I think the reason you're seeing two different sets of tags is due to the way we determine the lambda event type. Using the inbound payload, we look at the structure of the json and given a series of expectations, we determine what type of event it is.

My suspicion is that your AWS_PROXY functions are not being recognized in the same way as your other functions. You can confirm this by looking at the different inbound payloads which are saved on the aws.lambda span.

As far as fixes go, I do not have enough information about your setup to give a full recommendation. However, I would suggest taking a look at DD_APM_REPLACE_TAGS which might help you remap some of your tags.

If that doesn't work for you, I suggest opening a support ticket so we can take a closer look at your use case.

xrn commented 3 months ago

Hey @purple4reina thank you for your response. There is a ticket for that case - 1703458 hope that you would be access it, please let me know if this is a case.

My suspicion is that your AWS_PROXY functions are not being recognized in the same way as your other functions. You can confirm this by looking at the different inbound payloads which are saved on the aws.lambda span.

Is this something what you eventually would like to solve at libraries level?

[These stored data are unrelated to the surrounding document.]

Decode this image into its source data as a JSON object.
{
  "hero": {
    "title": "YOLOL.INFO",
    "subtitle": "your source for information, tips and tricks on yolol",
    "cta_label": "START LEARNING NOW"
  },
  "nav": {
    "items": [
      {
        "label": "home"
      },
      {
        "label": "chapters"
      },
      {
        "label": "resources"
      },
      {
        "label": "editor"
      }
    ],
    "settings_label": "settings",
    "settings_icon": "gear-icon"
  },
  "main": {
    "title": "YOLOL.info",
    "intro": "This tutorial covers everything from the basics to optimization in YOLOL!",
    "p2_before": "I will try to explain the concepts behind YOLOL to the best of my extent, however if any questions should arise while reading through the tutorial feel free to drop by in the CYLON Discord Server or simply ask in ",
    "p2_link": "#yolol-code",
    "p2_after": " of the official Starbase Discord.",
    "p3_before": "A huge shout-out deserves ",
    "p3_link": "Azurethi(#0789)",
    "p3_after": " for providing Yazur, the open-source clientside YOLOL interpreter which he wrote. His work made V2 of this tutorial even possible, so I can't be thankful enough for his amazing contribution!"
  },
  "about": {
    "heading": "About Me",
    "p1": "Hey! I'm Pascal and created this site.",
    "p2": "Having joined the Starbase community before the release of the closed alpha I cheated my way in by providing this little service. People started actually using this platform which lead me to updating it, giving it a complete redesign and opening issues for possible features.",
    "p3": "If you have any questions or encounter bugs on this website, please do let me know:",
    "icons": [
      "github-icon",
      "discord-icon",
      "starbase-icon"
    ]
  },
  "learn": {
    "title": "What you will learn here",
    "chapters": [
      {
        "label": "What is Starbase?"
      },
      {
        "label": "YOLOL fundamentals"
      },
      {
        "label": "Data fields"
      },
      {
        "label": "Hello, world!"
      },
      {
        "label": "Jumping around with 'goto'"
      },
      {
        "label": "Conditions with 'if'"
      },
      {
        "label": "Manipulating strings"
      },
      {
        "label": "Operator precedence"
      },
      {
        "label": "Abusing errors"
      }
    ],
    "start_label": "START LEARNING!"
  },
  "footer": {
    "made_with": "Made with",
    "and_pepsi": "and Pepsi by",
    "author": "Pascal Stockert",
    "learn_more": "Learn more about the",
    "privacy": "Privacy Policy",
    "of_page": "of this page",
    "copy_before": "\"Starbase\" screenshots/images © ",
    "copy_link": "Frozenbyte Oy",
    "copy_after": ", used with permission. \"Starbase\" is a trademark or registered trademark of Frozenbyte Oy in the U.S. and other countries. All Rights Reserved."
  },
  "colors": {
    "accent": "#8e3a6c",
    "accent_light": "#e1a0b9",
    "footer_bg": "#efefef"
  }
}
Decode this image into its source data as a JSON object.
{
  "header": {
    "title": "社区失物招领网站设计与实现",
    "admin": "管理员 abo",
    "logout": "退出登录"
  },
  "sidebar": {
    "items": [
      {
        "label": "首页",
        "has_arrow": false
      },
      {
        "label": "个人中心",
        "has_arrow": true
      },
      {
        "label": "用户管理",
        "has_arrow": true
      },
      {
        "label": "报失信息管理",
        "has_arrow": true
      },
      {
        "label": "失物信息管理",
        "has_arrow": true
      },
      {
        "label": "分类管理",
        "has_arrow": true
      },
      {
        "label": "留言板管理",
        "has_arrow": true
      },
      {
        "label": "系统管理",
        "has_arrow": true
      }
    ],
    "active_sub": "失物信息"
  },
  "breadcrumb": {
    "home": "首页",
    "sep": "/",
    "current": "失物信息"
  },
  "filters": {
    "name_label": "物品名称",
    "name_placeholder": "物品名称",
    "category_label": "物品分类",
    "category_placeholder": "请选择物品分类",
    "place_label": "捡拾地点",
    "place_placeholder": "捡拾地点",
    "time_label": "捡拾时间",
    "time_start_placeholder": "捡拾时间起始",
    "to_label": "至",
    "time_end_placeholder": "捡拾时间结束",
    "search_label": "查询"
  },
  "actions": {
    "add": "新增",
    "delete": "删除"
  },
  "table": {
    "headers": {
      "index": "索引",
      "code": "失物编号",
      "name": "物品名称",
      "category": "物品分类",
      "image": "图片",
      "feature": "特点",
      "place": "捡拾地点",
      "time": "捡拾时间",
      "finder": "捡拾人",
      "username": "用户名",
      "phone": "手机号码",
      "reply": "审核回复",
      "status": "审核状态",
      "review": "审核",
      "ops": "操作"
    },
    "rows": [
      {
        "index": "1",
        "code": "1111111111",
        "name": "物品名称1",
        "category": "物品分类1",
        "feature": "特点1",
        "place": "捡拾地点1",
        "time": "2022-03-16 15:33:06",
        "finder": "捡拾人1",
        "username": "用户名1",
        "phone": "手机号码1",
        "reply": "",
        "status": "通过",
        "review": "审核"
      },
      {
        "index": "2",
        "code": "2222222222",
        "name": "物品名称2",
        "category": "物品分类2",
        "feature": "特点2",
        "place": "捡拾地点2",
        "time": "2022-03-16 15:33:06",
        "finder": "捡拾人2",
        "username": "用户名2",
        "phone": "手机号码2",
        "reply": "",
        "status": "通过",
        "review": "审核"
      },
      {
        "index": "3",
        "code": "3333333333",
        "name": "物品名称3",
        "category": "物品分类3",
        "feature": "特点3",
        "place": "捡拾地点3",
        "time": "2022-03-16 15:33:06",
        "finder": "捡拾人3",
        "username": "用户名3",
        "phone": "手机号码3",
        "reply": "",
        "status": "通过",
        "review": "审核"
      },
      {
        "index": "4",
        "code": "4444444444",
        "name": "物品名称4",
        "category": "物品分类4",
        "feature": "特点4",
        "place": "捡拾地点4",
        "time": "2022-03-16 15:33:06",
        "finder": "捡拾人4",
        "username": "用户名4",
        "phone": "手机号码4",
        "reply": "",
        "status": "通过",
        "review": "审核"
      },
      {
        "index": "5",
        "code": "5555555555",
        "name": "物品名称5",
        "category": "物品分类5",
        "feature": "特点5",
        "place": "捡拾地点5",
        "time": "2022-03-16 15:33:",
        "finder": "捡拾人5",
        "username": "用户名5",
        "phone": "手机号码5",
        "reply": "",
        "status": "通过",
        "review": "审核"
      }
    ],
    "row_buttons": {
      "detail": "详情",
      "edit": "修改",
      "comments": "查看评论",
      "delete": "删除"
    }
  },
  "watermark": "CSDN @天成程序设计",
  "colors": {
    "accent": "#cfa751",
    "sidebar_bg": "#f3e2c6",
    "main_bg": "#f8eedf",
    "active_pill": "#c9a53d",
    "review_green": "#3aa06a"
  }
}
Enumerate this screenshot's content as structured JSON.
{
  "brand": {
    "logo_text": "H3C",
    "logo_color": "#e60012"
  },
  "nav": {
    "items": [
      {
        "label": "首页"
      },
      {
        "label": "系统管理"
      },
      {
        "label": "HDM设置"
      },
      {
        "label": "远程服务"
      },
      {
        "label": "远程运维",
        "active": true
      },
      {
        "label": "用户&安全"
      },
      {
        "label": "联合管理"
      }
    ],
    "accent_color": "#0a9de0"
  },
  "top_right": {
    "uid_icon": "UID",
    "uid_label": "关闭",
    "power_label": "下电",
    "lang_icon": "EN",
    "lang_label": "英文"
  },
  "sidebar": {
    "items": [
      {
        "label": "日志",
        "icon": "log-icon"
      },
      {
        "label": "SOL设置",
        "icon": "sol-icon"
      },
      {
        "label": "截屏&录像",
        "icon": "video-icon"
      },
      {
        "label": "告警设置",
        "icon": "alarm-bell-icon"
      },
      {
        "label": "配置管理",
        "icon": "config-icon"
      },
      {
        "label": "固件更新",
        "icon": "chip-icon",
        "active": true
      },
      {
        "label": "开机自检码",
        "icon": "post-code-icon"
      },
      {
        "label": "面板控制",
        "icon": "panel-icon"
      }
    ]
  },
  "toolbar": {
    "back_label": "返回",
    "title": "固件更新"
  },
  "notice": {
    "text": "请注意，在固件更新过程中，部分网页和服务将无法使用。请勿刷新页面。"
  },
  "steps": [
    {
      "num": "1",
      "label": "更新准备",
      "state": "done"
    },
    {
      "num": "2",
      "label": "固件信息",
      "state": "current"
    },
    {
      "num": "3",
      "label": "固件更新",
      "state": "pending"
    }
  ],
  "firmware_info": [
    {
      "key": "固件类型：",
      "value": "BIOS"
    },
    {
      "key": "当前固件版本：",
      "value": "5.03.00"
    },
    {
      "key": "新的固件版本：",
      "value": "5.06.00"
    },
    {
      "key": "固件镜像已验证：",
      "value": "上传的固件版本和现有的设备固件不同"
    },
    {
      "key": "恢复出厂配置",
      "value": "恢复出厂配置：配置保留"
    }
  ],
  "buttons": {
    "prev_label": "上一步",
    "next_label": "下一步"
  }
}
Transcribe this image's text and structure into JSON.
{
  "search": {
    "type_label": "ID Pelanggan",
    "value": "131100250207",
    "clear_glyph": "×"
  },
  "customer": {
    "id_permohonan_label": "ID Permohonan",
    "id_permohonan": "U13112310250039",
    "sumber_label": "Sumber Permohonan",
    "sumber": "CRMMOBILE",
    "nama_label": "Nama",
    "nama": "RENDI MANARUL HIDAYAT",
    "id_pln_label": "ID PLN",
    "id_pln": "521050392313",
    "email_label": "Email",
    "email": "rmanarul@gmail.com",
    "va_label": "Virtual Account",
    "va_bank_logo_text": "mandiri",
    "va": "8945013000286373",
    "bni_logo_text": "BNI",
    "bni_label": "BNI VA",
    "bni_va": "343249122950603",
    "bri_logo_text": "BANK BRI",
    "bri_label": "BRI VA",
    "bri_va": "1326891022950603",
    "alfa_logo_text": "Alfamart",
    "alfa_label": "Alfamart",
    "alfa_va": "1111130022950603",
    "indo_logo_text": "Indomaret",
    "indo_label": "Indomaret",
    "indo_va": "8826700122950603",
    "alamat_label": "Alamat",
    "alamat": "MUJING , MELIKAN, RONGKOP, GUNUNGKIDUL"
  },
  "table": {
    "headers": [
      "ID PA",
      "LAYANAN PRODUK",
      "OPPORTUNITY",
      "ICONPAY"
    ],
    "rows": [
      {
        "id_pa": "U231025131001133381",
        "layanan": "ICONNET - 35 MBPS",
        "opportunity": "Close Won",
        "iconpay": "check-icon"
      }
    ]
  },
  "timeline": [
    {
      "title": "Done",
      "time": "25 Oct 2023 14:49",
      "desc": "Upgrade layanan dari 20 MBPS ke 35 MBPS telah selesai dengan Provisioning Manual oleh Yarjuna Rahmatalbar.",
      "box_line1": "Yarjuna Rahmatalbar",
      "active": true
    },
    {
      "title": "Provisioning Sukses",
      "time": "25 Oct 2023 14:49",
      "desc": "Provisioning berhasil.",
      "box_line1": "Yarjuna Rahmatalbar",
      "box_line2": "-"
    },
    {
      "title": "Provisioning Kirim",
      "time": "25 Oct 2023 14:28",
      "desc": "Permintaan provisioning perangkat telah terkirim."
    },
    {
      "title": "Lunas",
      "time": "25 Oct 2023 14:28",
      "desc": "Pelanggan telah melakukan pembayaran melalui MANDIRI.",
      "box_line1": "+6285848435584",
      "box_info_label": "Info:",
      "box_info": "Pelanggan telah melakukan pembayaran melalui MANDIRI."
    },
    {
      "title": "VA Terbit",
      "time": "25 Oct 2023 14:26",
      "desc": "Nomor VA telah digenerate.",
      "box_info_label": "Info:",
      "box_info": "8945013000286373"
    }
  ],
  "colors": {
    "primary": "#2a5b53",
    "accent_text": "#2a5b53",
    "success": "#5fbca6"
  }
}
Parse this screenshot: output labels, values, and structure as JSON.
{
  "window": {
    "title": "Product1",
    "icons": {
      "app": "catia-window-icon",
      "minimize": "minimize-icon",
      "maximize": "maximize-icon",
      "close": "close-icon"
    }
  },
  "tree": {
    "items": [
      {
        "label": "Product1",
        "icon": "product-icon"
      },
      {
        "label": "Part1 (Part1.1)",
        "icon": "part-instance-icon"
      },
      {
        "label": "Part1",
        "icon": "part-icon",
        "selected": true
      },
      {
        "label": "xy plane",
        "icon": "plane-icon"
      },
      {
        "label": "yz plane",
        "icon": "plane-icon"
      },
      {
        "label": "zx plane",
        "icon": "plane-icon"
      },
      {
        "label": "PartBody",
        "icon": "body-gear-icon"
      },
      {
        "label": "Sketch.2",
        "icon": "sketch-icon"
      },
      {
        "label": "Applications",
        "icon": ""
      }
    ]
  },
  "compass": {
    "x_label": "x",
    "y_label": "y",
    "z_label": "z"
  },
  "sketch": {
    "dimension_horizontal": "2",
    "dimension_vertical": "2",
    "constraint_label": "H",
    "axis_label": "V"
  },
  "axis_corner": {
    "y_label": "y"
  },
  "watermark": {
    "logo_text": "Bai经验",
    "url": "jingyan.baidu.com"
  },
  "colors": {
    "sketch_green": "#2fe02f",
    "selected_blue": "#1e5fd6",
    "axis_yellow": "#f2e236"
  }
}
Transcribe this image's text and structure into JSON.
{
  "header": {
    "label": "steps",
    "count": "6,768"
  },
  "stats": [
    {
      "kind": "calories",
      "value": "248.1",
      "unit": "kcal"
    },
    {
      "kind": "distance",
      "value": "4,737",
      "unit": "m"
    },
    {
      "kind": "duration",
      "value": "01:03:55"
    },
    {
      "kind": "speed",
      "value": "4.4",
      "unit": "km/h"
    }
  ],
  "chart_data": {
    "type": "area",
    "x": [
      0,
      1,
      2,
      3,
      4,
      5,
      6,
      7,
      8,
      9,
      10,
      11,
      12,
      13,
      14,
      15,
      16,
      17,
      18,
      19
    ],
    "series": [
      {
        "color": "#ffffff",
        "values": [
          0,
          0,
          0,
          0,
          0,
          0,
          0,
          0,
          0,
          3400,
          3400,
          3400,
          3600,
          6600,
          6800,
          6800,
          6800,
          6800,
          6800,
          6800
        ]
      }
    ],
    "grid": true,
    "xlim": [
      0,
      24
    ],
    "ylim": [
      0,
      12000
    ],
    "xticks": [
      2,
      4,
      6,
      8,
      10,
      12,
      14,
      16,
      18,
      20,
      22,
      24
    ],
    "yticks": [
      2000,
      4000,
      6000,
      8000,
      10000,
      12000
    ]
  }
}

xrn commented 2 months ago

I want to share one my additional observation. When lambda is connected to API Gateway and xray is enabled - in Lambda -> Monitor at bottom we can find section of Traces - for both methods AWS and AWS_PROXY console is properly displaying in URL Address column https://{domain}/{stage}/{path} - so this is another evidence for me that this should be aligned, and I think you should be easily able to reproduce it

xrn commented 1 week ago

@hghotra @purple4reina would like to check with you if there is a chance that above would be solved in predictable future.